Sumac : la critique de l'album du guérisseur

Depuis le début, Sumac a accueilli l’abondance. Le chanteur et guitariste Aaron Turner, artiste multidisciplinaire omnivore avec une vingtaine de projets musicaux à son actif, insuffle tout son passé dans son groupe avec le batteur Nick Yacyshyn et le bassiste Brian Cook. Lorsque le supergroupe Pacific Northwest a fait ses débuts en 2015 avec L'accord, leurs chansons étaient déjà des hybrides noueux de sludge, de hardcore, de noise, de death metal et au-delà. Et chaque disque ultérieur semble de plus en plus insatisfait du maintien pur des principes des sous-genres du heavy rock. Qu'il s'agisse de construire ou de déconstruire, le métal ouvert de Sumac cherche continuellement à intégrer toujours plus.

Malgré toutes leurs indulgences, Sumac sont des musiciens vétérans en contrôle absolu, dont les improvisations sont aussi exactes et techniquement compétentes que leur écriture dense et détournée. Cela n'a jamais été aussi évident que sur Le soigneur, le cinquième album du trio. Sumac double tout ce qui a fait d'eux l'un des groupes de metal les plus fascinants de mémoire récente. Des accords plus sombres, des jams de forme libre plus longs et plus étranges, des rythmes complètement déroutants, une lourdeur sismique et une profonde humanité en son sein, le tout aiguisé pour un effet maximal. Leur album de quatre chansons et 76 minutes est un tour de force de performance live unique par sa dextérité, sa créativité et la clarté de son objectif.

Mais si une musicalité à couper le souffle est une évidence à ce stade de la carrière de Sumac, qu'est-ce qui le rend Le soigneur exceptionnel est sa maîtrise de la présence spatiale et du poids émotionnel. « World of Light » commence sa demi-heure déséquilibrée comme un suintement surnaturel de drone, de grondement grave et de râpe primale de Turner. Le cri de chenille fissuré qu'il libère en criant « Shiiine ! » Cela semble plus animal que n’importe quel grognement guttural. Environ 11 minutes plus tard, la musique commence à sortir de la soupe turbulente à pas lents et délibérés. Cela peut ressembler à une sorte de renaissance cosmique ou d’éveil spirituel. La section rythmique brutale de Yacyshyn et Cook disparaît parfois complètement, laissant la guitare de Turner et le bruit de bande de Faith Coloccia découper des formes obsédantes dans le vide.

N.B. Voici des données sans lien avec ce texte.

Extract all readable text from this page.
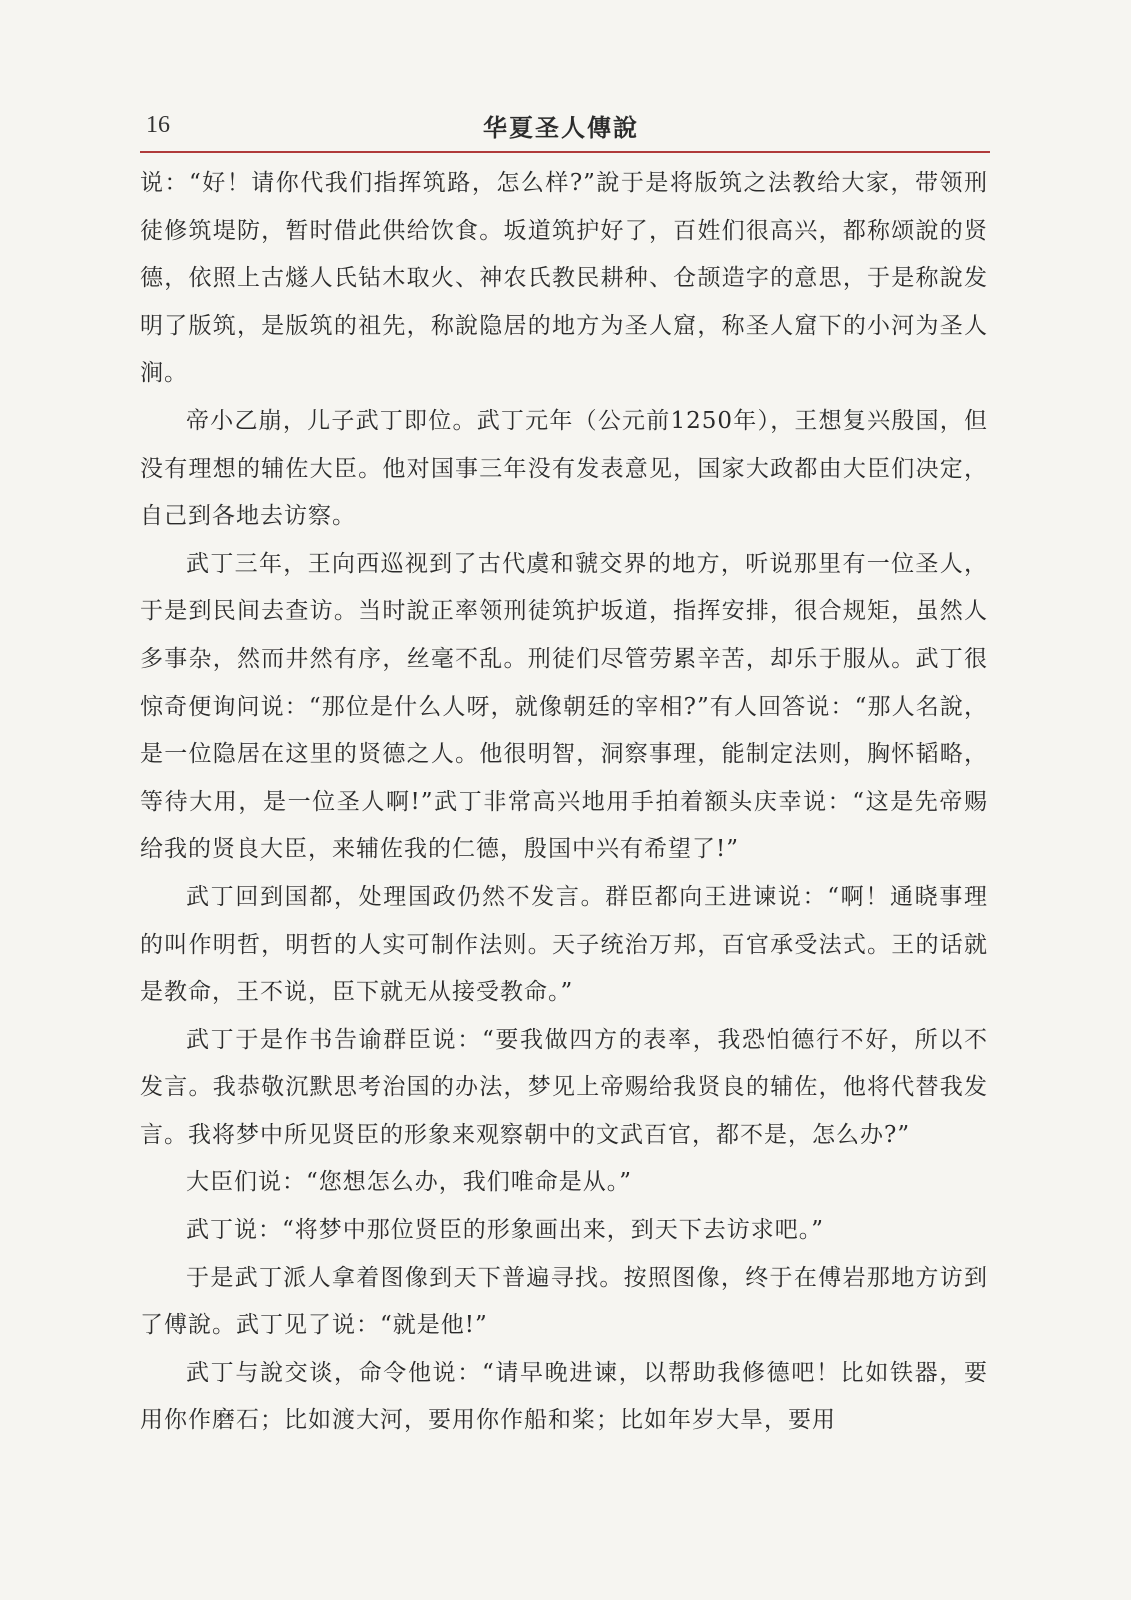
16	华夏圣人傳說

说：“好！请你代我们指挥筑路，怎么样?”說于是将版筑之法教给大家，带领刑徒修筑堤防，暂时借此供给饮食。坂道筑护好了，百姓们很高兴，都称颂說的贤德，依照上古燧人氏钻木取火、神农氏教民耕种、仓颉造字的意思，于是称說发明了版筑，是版筑的祖先，称說隐居的地方为圣人窟，称圣人窟下的小河为圣人涧。

帝小乙崩，儿子武丁即位。武丁元年（公元前1250年），王想复兴殷国，但没有理想的辅佐大臣。他对国事三年没有发表意见，国家大政都由大臣们决定，自己到各地去访察。

武丁三年，王向西巡视到了古代虞和虢交界的地方，听说那里有一位圣人，于是到民间去查访。当时說正率领刑徒筑护坂道，指挥安排，很合规矩，虽然人多事杂，然而井然有序，丝毫不乱。刑徒们尽管劳累辛苦，却乐于服从。武丁很惊奇便询问说：“那位是什么人呀，就像朝廷的宰相?”有人回答说：“那人名說，是一位隐居在这里的贤德之人。他很明智，洞察事理，能制定法则，胸怀韬略，等待大用，是一位圣人啊!”武丁非常高兴地用手拍着额头庆幸说：“这是先帝赐给我的贤良大臣，来辅佐我的仁德，殷国中兴有希望了!”

武丁回到国都，处理国政仍然不发言。群臣都向王进谏说：“啊！通晓事理的叫作明哲，明哲的人实可制作法则。天子统治万邦，百官承受法式。王的话就是教命，王不说，臣下就无从接受教命。”

武丁于是作书告谕群臣说：“要我做四方的表率，我恐怕德行不好，所以不发言。我恭敬沉默思考治国的办法，梦见上帝赐给我贤良的辅佐，他将代替我发言。我将梦中所见贤臣的形象来观察朝中的文武百官，都不是，怎么办?”

大臣们说：“您想怎么办，我们唯命是从。”

武丁说：“将梦中那位贤臣的形象画出来，到天下去访求吧。”

于是武丁派人拿着图像到天下普遍寻找。按照图像，终于在傅岩那地方访到了傅說。武丁见了说：“就是他!”

武丁与說交谈，命令他说：“请早晚进谏，以帮助我修德吧！比如铁器，要用你作磨石；比如渡大河，要用你作船和桨；比如年岁大旱，要用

Plongeant tête première dans l'espace négatif, Sumac crée de la tension tout en révélant ce qui se cache sous chaque assaut.

Souvent quoi Le soigneur révèle est caché à la vue de tous. Les trois instruments principaux sont enregistrés comme sous un microscope, rendant plus intensément la physicalité de leurs vibrations d'instant en instant. Les cordes basses claquent contre le manche comme un animal enchaîné ; les retours bourdonnants crépitent comme un feu de bois ; les interrupteurs à bascule de la guitare claquent comme des feuilles séchées ; les cymbales éclatent et brillent comme des fractales. L'hyper-réalité de ces sons périphériques apporte un psychédélisme brut à la musique, qui est une ligne traversante riche à travers Le soigneur. « Yellow Dawn », plein de notes d'orgue gazouillantes et de crépitements de tom bas, commence par l'arrangement le plus explicitement psychédélique du groupe. Il perpétue les frappes impitoyables et les signatures rythmiques de l'origami pour réapparaître comme un solo de guitare débridé qui est autant « Dopesmoker » que « Black Hole Sun ». Des sons si reconnaissables et chaleureusement appréciés complètent les parties les plus complexes de l'album d'une manière qui galvanise les deux.